DEADLINE: Before this film, I really thought of him as this iconic, fantastic supporting character who didn’t care about any consequences. What was it like to bring that element of seriousness to him with Puss in Boots: The Last Wish?


BANDERAS: I suppose it was risky because we take the character to a completely different dimension. As you said, he started out like a sidekick character for Shrek. Funny, because he’s a very strong personality, and mysterious in a way too, but funny and a little bit out there. Breaking all the rules, getting out of the box sometimes.
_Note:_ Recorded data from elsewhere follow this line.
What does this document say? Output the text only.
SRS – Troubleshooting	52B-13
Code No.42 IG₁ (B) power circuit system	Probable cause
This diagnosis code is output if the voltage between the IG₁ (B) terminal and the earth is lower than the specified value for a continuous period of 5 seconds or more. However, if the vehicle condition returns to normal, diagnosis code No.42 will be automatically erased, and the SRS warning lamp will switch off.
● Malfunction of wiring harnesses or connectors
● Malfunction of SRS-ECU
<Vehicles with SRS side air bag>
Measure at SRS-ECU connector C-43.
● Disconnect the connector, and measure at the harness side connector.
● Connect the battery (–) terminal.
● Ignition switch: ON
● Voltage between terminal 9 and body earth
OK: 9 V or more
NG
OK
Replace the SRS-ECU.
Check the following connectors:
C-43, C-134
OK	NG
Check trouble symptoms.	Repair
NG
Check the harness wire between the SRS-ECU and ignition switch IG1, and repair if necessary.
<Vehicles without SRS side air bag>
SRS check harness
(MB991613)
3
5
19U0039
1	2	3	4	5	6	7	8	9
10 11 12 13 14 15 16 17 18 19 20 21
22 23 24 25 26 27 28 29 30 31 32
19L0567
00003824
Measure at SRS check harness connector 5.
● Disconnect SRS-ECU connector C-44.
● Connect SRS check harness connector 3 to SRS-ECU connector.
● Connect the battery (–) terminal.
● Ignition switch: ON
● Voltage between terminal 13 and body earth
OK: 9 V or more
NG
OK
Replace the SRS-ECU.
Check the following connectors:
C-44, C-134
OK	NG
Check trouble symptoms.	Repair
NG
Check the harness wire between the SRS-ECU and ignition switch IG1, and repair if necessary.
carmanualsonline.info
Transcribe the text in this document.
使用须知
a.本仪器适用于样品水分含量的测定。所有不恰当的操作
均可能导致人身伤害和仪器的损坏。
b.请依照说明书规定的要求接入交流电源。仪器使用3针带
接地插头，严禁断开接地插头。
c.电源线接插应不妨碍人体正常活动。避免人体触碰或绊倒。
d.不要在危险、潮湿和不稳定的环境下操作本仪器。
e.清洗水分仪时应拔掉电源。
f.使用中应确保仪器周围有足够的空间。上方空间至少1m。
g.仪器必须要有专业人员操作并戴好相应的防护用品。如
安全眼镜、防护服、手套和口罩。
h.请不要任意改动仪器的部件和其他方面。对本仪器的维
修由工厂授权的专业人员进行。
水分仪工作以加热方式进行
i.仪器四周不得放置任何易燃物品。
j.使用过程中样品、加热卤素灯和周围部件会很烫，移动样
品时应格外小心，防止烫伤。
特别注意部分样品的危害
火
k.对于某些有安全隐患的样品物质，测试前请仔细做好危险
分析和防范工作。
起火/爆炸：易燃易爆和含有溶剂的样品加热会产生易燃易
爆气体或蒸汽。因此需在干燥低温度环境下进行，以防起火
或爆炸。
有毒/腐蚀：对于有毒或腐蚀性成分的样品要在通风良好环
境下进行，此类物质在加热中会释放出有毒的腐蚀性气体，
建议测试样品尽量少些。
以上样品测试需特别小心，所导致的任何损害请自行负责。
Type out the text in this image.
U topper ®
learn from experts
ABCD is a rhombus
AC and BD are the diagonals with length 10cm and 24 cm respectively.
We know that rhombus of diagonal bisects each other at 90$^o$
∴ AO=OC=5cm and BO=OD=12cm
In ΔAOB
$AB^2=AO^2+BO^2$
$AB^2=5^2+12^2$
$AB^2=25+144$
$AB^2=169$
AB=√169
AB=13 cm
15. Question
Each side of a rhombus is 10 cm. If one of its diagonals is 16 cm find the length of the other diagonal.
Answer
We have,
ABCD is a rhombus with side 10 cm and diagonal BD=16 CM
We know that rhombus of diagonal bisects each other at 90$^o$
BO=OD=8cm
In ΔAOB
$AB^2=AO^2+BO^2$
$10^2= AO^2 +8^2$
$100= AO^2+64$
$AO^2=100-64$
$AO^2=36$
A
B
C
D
Not always a politically correct character, which I had a lot a fun with that too, actually. But in this particular time, he becomes more human, more real. And you can relate to him much more than before.


One of my favorite scenes of all time with Puss in Boots was when he was panicked, he has this kind of hyperventilating attack. And then you see a vulnerable character. Human. Really, really human. And that he needs others in order to survive. And he’s starts just giving importance to not his own solitude and his vanity, but the need of a friend, the need of somebody that actually cares and puts their hand on his shoulder and takes all his tribulations and just relieves him from that. It was very nice to play that side of the character that we didn’t see before.


DEADLINE: What do you think this character has meant for all the kids who’ve grown up with him?


BANDERAS: I think they all understood, in other movies and especially in the movies when he was in Shrek, that he was a very funny character, but who has a very strong sense and a great ability to manipulate people. With his eyes, a weapon of mass destruction that he has in his eyes. So, as I said to you before, he was a humoristic character. He moved more in that direction until this last movie, in which the character became something a little bit more serious, more reflective. In a way, particularly in Puss in Boots: The Last Wish, they understand a little bit more about themselves and about the fact that we all have to die. That that is the only certainty that we have. Everything else in life is relative. But death is perfect.